Adaptation and mitigation

​​​​​​​​​​​​​​​​​​​​​​​​​​​​​​​​​​​​​​​​​​​​​​​​​​​​​​​​​​​​​​​​​​​​​​

Adaptation and mitigation 3 of 4

To address climate change and its effects, there are two basic and complementary strategic approaches:

  • mitigation strategies that target the causes of climate change, such as reducing carbon emissions, and
  • adaptation strategies that focus on addressing the impacts and risks that climate change will bring in the future or that are already with us, such as the redesign of buildings to deal with hotter and wetter weather.

Mitigation strategies are, by their very nature, long-term measures and are therefore difficult to implement successfully. Climate change mitigation has been addressed by both legal frameworks – at global (Kyoto Protocol); regional (EU Climate and Energy Package); and national levels – and market instruments, such as the European Emissions Trading System. However, their success is not guaranteed. Therefore, there is a need to adopt adaptation strategies, which will have a clearer, more immediate impact on reducing climate change related losses. Adaptation measures, in relation to real estate, can be grouped into a number of categories:

  1. Planning controls – the most obvious measure to avoid flood risk is to avoid building in areas at risk of flooding. Policy should be implemented which directs new development towards more suitable location. Other measures which allow buildings to incorporate a podium may also be effective.
  2. Flood mapping and zoning – detailed flood-zone maps, such as those published by the UK’s Environment Agency, help raise awareness of flood risk and help plan for adaptation.
  3. Building regulations – at risk buildings can be made more resistant through improvements to foundations and drainage, as well as the use of water resistant materials. This can be complemented by voluntary green building certification systems (e.g BREEAM in the UK; LEED in the US), which encourage flood risk awareness.
  4. Building design measures – raising essential infrastructure above flood-prone areas is one of the most effective measures to help protect the operational capacity of a building. Sustainable Drainage Systems can also help manage rainwater run-off, reducing the pressure of the sewer system.
  5. Leasing checklist - For tenants in search of new business space, checklists need to contain an assessment of a building’s capacity and its management processes to cope under various degrees of flooding. For example, as data centres play an increasingly important role in modern business infrastructure, it is critical to provide a flood-proof environment for such installations.
  6. Business continuity planning measures – Flood risk will never be completely eradicated. It is necessary, therefore, for tenants to be fully prepared for the worst case scenario. Best practice has shifted towards a focus on maintaining productivity through harnessing advances made in mobile technology.

However, adaptation goes beyond individual buildings and planning rules. More than anything the lessening of risk is based upon wider public infrastructure and city-wide flood defences.

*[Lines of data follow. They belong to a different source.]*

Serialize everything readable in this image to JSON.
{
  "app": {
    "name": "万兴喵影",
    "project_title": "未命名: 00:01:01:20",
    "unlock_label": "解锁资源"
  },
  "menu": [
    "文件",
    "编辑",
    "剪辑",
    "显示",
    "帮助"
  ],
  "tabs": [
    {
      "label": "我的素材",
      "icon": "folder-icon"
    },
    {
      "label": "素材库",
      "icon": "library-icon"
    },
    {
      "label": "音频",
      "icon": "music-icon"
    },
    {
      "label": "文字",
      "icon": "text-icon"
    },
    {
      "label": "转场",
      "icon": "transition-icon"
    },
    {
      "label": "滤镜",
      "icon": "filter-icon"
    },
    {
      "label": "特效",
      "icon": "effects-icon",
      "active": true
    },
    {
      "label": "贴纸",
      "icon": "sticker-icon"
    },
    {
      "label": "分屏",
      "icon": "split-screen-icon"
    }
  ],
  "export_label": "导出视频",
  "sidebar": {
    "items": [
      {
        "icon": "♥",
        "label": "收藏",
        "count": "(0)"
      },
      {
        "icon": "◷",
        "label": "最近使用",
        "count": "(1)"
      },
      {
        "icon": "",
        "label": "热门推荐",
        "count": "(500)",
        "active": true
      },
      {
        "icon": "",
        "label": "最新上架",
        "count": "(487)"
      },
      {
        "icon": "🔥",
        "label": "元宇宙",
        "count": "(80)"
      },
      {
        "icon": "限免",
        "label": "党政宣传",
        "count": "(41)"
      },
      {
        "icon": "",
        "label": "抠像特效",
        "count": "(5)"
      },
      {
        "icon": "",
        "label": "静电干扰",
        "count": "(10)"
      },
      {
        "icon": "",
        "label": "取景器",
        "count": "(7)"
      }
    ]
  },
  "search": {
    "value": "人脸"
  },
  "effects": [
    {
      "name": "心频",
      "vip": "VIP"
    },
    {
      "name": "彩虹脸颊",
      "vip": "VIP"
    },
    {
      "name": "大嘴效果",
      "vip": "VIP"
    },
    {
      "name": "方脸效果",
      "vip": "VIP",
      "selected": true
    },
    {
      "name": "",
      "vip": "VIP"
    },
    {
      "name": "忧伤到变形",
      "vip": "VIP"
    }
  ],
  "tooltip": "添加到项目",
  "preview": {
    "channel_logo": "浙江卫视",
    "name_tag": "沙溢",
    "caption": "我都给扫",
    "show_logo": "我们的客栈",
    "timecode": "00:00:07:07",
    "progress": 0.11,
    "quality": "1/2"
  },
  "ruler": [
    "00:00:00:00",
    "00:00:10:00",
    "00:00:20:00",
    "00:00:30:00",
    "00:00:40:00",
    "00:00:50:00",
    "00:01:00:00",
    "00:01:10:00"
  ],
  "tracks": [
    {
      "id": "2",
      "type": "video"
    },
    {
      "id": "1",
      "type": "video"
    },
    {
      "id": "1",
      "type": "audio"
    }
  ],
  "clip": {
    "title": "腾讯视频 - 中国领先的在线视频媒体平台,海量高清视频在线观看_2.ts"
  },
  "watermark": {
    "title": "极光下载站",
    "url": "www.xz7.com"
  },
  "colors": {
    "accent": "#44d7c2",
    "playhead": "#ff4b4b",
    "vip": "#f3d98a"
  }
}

One such example of flood defences is the Thames Barrier, which protects an estimated £200 billion worth of property, including 500,000 homes. Its value was clearly demonstrated recently during the UK’s wettest winter in recorded history, when the barrier was closed 20 times in February 2014 compared to only four times during the entire 1980s, when it was originally built.

Another well-known example is the system of dams and dunes that protect the Netherlands from tidal flooding, which is vital as 70% of the country’s GDP is generated in areas that lie below sea-level. This includes the Delta Works, which were constructed between 1950 and 1997 and are the planet’s largest flood barrier system, measuring a total of 25km.

With rising sea levels, however, even these mega-structures will not be enough to protect lives and property indefinitely. Instead, cities will need to constantly strengthen their defences. London is already discussing the possibility of another tidal barrier, while the Netherlands is considering whether to modify its system and allow certain areas to be flooded.